Capitolo Design. Cosa combineremo qui su Artribune?
E quale momento migliore di questo, alla partenza del Salone del Mobile per parlarne? Quale contesto più adeguato se non l'unico momento dell'anno in cui Milano, e di converso l'Italia, sono davvero dentro alle cose. Sono davvero internazionali? E allora profittiamone per introdurre la partenza di Good Design, rubrica su web e su carta diretta dalla insostituibile Valia Barriello. Cliccate qui sopra, per leggervi la sfilza di buoni propositi per l'immediato futuro.
La rubrica di design parte da qui, o meglio riparte da qui, da dove l’avevamo lasciata, ma completamente rinnovata, con indosso una nuova veste di graphic design e, all’interno, contenuti che spaziano fra più arti.
Il titolo della rubrica, Good Design, è un voluto e doveroso omaggio a Bruno Munari, grande maestro soprattutto di creatività, di quell’estro particolare che è legato indissolubilmente all’arte della progettazione. Nel minuscolo volume che dà il nome alla rubrica, Munari analizza un’arancia, dei piselli e una rosa, e descrive questi frutti e fiori come se fossero prodotti ottenuti industrialmente. La natura è il miglior designer e un’attenta osservazione dei prodotti naturali non può che rafforzare la progettazione.
Ed è proprio di questo che si occuperà la rubrica Good Design di Artribune: dell’arte della progettazione. “Tutto è progetto”, ricorda Beppe Finessi, esperto conoscitore dei sottili modi “del fare”, e anche questa nuova rubrica, nel suo piccolo, sarà un nuovo progetto di design.

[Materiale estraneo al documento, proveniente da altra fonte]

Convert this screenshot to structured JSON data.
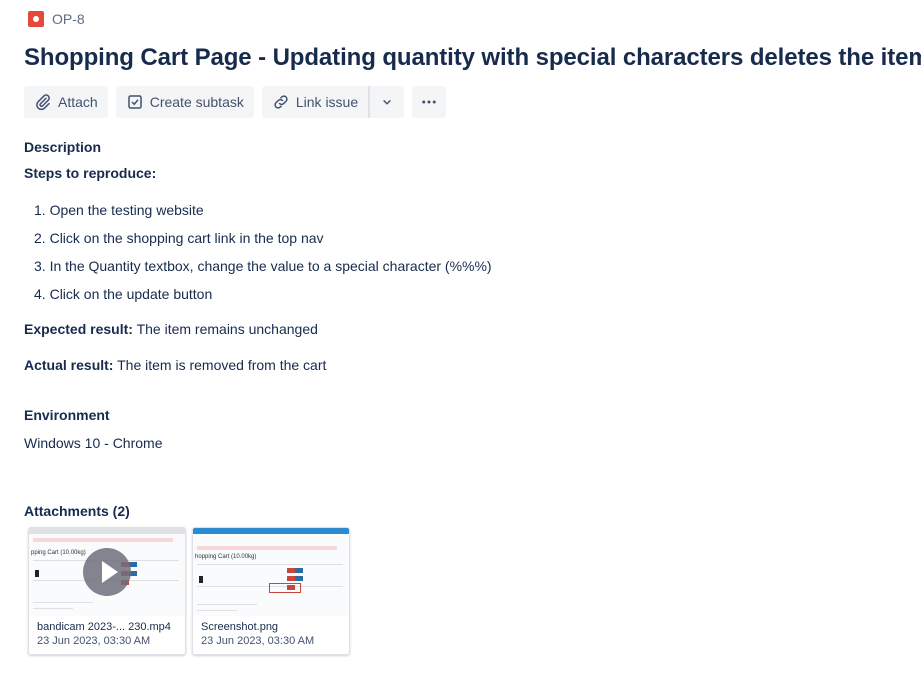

Il termine design non connota ormai più semplicemente un prodotto di stampo industriale ma, se legato ad altri termini, sconfina in numerosi campi dell’arte: art-design, graphic-design, packaging, food design ecc.
Il nostro progetto abbraccerà tutte queste direzioni che sta percorrendo il design e altre ancora, le racconterà, le analizzerà e qualche volta le criticherà.
Ci ritroveremo così, nei prossimi mesi, a osservare il packaging di un succo, dalle sembianze di un frutto, e scopriremo che è Naoto Fukasawa, designer giapponese di Muji, ad aver progettato questa perspicace confezione. Scopriremo lampade fatte di sole biro bic e riconosceremo l’ecodesign nei prodotti di Paolo Ulian. Ci verrà l’acquolina in bocca a osservare le torte di Martì Guixè, primi esempi di food-design. Riscopriremo la ruota e un intelligente modo per trasportare l’acqua nei Paesi poco sviluppati grazie a Design for the other 90% e il loro design sociale. Visiteremo mostre di graphic-design e andremo a sfilate di dress-design. Acquisteremo, tra gli scaffali della Coop, le mollette per il bucato di Giulio Iacchetti o i feltrini di Lorenzo Damiani.
Ci interrogheremo costantemente sui prodotti generati dal connubio fra arte e design, sull’artigianato e sul design anonimo. Seguiremo il Salone del Mobile come le piccole fiere di design autoprodotto. Intervisteremo i protagonisti dell’intero ciclo di progettazione, quindi non solo i designer, ma anche le aziende. Capiremo che il design può essere tutto questo, e altro ancora; il nostro compito sarà scoprirlo, riconoscere il good design munariano e riuscire a districarci nel fitto mondo delle meraviglie che oggi è il disegno industriale.